As well, KMI youth reaches out into the community to perfect civil service and garner a greater understanding of what it means to give back. They’ve built items for numerous charity projects, including surfboard medallions for Surfrider Foundation, portable display stands for the New Hanover County Arboretum, raised planter boxes with bench-seating for downtown Wilmington, outdoor gates for the Wilmington Friends Meeting House, along with scooters, soapbox racers and custom-turned pens for local charity auctions.
Their work has not gone unnoticed, either. The nonprofit has racked up a dozen or more awards since its inception. In 2010 alone they received the UNCW Albert Schweitzer Award, the UNCW Cameron School of Business and “Wilmington Business Journal” Coastal Entrepreneur Award for nonprofits awards, and WECT/Reeds Jewelers Cape Fear Heroes Award. They also were designated as an Outstanding Afterschool Program by the North Carolina Center for Afterschool Programs and placed 10th out of 5,000 in the Clorox Power a Bright Future National Competition.
KMI stays afloat through two major fund-raisers each year: the Hippie Ball in the summer and their Breakfast at the Beach in the fall. The have not met their monetary needs to finish the fiscal year.
“Our target is to try to raise 10 to 15 percent with our fund-raisers, with the remainder coming from grants, donations, and revenue from the Apprenticeship Program,” Pierce says.
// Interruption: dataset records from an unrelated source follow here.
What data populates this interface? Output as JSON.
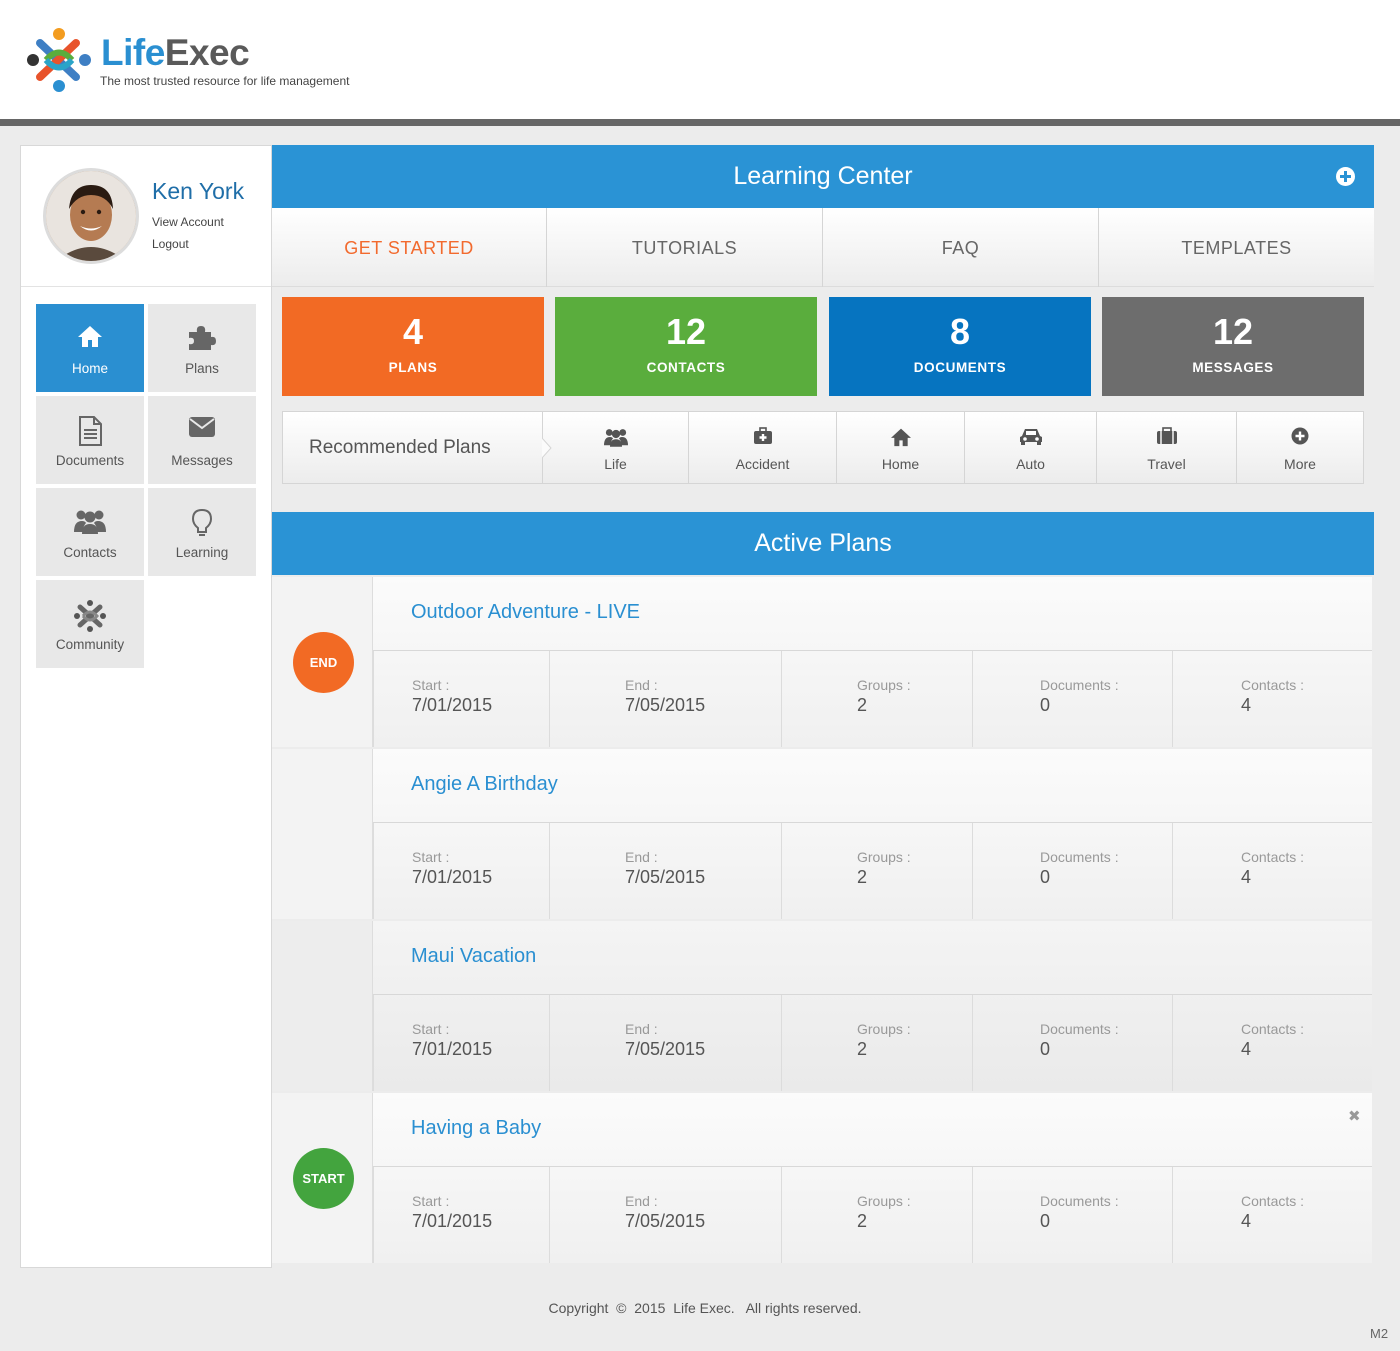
{
  "brand": {
    "name_part1": "Life",
    "name_part2": "Exec",
    "tagline": "The most trusted resource for life management"
  },
  "user": {
    "name": "Ken York",
    "view_account": "View Account",
    "logout": "Logout"
  },
  "sidebar": {
    "items": [
      {
        "label": "Home",
        "icon": "home-icon",
        "active": true
      },
      {
        "label": "Plans",
        "icon": "puzzle-icon"
      },
      {
        "label": "Documents",
        "icon": "document-icon"
      },
      {
        "label": "Messages",
        "icon": "envelope-icon"
      },
      {
        "label": "Contacts",
        "icon": "users-icon"
      },
      {
        "label": "Learning",
        "icon": "lightbulb-icon"
      },
      {
        "label": "Community",
        "icon": "community-icon"
      }
    ]
  },
  "learning_center": {
    "title": "Learning Center",
    "tabs": [
      {
        "label": "GET STARTED",
        "active": true
      },
      {
        "label": "TUTORIALS"
      },
      {
        "label": "FAQ"
      },
      {
        "label": "TEMPLATES"
      }
    ]
  },
  "stats": [
    {
      "value": "4",
      "label": "PLANS",
      "color": "#f26a24"
    },
    {
      "value": "12",
      "label": "CONTACTS",
      "color": "#5aad3d"
    },
    {
      "value": "8",
      "label": "DOCUMENTS",
      "color": "#0674c0"
    },
    {
      "value": "12",
      "label": "MESSAGES",
      "color": "#6d6d6d"
    }
  ],
  "recommended": {
    "title": "Recommended Plans",
    "items": [
      {
        "label": "Life",
        "icon": "users-icon"
      },
      {
        "label": "Accident",
        "icon": "medkit-icon"
      },
      {
        "label": "Home",
        "icon": "home-icon"
      },
      {
        "label": "Auto",
        "icon": "car-icon"
      },
      {
        "label": "Travel",
        "icon": "suitcase-icon"
      },
      {
        "label": "More",
        "icon": "plus-circle-icon"
      }
    ]
  },
  "active_plans": {
    "title": "Active Plans",
    "plans": [
      {
        "name": "Outdoor Adventure - LIVE",
        "badge": "END",
        "start_label": "Start :",
        "start": "7/01/2015",
        "end_label": "End :",
        "end": "7/05/2015",
        "groups_label": "Groups :",
        "groups": "2",
        "documents_label": "Documents :",
        "documents": "0",
        "contacts_label": "Contacts :",
        "contacts": "4"
      },
      {
        "name": "Angie A Birthday",
        "badge": "",
        "start_label": "Start :",
        "start": "7/01/2015",
        "end_label": "End :",
        "end": "7/05/2015",
        "groups_label": "Groups :",
        "groups": "2",
        "documents_label": "Documents :",
        "documents": "0",
        "contacts_label": "Contacts :",
        "contacts": "4"
      },
      {
        "name": "Maui Vacation",
        "badge": "",
        "start_label": "Start :",
        "start": "7/01/2015",
        "end_label": "End :",
        "end": "7/05/2015",
        "groups_label": "Groups :",
        "groups": "2",
        "documents_label": "Documents :",
        "documents": "0",
        "contacts_label": "Contacts :",
        "contacts": "4"
      },
      {
        "name": "Having a Baby",
        "badge": "START",
        "close": "✖",
        "start_label": "Start :",
        "start": "7/01/2015",
        "end_label": "End :",
        "end": "7/05/2015",
        "groups_label": "Groups :",
        "groups": "2",
        "documents_label": "Documents :",
        "documents": "0",
        "contacts_label": "Contacts :",
        "contacts": "4"
      }
    ]
  },
  "footer": {
    "copyright": "Copyright  ©  2015  Life Exec.   All rights reserved.",
    "corner": "M2"
  },
  "colors": {
    "accent": "#2a93d5",
    "end_badge": "#f26a24",
    "start_badge": "#43a43e",
    "link": "#2a8fd1"
  }
}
The annual encore Best Of Awards Party will be another outlet for KMI to continue to do their prolific and impactful work. All proceeds from the party will go to KMI. Tickets to the event are a mere $12 when ordering from www.encoredeals.com before the event; they will be $15 the day of the show at the door. It’s a price worthy of admission not only because of the money generating locally to a nonprofit but because it comes with a lot of goodies from other local businesses. Tons of food from Best Of nominees will be passed around throughout the event. A Best Of Battle of the Bands, featuring Justin Lacy and the Swimming Machine, No Dollar Shoes and Mike Blair and the Stonewalls will take place, too, wherein donations of dollars to KMI determines the winner. Each band will play two songs and come together at the end for a final jam session.
Also, this year’s party will be a Masquerade Ball—so attendees are encouraged to come creatively dressed. We will crown a Best Dressed King and Queen at our afterparty, where a DJ will continue spinning tunes until midnight. Pineapple-Shaped Lamps will host the event and interact throughout the crowd with their brave and bold comedy. And we’re sure a few more surprises may show up, too!
Celebrate the Best Of the best this Saturday, February 8th, at 6:30 p.m. Support the locals who work hard to make our community a better one, and especially help support Kids Making It, who ensure our upcoming generations find positive reinforcement for a successful future.DETAILS:
Best Of Masquerade Ball and Fund-raiser for Kids Making It
Saturday, Feb. 8th, doors at 6:30 p.m.; show at 7 p.m.
$12 in adv/$15 day of
Food, live music, DJ, comedy, dancing and so much more!